Dr. Zhang earned her PhD in Immunology at the University of Kansas Medical Center, where she received training in flow cytometry by her advisor, Dr. Thomas Yankee, the former associate professor and scientific director of the flow core. Following her postdoctoral training at La Jolla Institute for Allergy and Immunology, Elizabeth joined Genoptix as a research scientist and was responsible for assay development and validation for flow cytometry clinical trials. Since 2016, she has been working at Thermo Fisher Scientific as a Field Application Scientist for flow cytometry.
“Can your analysis do that? New tools for tomorrow’s problems”, 15 minute product talk
Jack Panopoulos, PhD, Application Scientist, FlowJo
Flow cytometry is reshaping what we know about cell phenotypes, development, behavior and communication. These diverse lines of inquiry share several common analysis problems and pose unique challenges to new investigators as well as the well-entrenched. Thanks to the collaborative effort of many scientists around the world and the software engineers at FlowJo, there are a myriad of tools at your disposal to remedy these challenges; from automated removal of anomalies and calibration to cutting edge clustering and machine learning algorithms.

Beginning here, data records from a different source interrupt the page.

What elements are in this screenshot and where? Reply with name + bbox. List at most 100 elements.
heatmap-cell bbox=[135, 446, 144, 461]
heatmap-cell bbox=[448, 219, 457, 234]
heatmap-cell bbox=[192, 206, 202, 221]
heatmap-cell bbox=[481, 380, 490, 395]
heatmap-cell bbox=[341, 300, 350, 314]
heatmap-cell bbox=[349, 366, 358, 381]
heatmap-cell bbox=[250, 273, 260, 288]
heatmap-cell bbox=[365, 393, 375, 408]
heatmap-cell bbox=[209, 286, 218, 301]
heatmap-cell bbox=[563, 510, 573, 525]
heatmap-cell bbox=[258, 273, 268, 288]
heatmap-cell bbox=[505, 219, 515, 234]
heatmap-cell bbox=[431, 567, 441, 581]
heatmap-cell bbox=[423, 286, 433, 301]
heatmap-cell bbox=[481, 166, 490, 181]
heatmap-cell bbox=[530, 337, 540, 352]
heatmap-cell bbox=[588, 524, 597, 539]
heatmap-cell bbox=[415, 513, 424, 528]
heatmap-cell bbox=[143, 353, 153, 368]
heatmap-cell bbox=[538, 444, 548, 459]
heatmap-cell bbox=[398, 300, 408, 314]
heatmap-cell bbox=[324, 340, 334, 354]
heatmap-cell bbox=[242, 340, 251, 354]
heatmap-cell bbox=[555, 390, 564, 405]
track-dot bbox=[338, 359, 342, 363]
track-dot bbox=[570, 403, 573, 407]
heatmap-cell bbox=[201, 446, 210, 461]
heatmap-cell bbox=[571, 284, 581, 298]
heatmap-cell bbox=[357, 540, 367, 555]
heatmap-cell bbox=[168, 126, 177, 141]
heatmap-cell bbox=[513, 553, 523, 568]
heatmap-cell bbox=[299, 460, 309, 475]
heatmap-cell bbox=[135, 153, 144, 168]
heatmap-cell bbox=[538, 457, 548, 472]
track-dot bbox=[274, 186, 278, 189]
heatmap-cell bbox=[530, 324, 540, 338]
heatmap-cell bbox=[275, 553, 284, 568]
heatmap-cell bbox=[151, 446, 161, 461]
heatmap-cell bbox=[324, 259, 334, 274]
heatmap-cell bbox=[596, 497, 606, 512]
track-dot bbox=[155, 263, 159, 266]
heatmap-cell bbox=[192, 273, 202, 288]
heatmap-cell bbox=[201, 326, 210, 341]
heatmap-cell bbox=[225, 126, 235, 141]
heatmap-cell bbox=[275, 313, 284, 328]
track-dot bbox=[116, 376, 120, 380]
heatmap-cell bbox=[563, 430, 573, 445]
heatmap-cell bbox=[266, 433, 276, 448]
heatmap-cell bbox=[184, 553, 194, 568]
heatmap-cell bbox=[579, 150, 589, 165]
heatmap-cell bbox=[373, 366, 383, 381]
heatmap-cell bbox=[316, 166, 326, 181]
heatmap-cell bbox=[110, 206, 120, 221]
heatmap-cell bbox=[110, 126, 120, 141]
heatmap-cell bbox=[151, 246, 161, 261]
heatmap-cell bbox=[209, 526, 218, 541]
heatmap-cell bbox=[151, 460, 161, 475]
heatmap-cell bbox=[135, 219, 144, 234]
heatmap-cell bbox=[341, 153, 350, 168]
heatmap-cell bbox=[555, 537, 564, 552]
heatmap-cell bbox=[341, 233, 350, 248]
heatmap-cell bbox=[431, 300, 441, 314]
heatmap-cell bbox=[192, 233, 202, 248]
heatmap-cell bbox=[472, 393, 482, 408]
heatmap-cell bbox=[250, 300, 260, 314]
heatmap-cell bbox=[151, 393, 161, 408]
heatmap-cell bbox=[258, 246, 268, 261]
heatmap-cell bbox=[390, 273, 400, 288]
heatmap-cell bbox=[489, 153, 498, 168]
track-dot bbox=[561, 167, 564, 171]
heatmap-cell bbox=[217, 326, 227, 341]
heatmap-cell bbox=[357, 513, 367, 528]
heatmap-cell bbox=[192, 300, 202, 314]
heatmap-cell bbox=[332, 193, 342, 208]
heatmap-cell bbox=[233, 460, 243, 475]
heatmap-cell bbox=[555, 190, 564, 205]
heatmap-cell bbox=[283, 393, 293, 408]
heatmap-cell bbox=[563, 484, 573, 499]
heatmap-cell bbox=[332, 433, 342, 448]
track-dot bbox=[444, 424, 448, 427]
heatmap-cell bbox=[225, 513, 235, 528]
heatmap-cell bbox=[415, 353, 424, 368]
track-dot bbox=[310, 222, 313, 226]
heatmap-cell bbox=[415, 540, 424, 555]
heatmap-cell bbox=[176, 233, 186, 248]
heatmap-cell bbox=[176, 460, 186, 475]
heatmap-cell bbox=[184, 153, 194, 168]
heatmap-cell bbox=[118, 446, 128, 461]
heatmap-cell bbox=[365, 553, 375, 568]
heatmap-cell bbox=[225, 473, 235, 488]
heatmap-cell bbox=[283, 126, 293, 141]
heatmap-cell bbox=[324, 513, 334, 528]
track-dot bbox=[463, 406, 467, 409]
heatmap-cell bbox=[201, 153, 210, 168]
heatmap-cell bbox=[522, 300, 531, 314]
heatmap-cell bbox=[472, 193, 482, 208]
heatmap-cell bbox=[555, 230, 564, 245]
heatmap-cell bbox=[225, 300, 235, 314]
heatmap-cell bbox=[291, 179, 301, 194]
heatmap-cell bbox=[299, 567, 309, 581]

Jack received his Ph. D. from the University of Southern California from the department of molecular microbiology and immunology in 2006. As a post doc at the Sanford-Burnham Medical Research Institute in La Jolla his work focused on cell cycle dynamics and mechanisms leading to mitotic catastrophe and endoreduplication. He joined FlowJo in 2013, which became part of BD in late 2017. He enjoys developing tools for data analysis and discovery.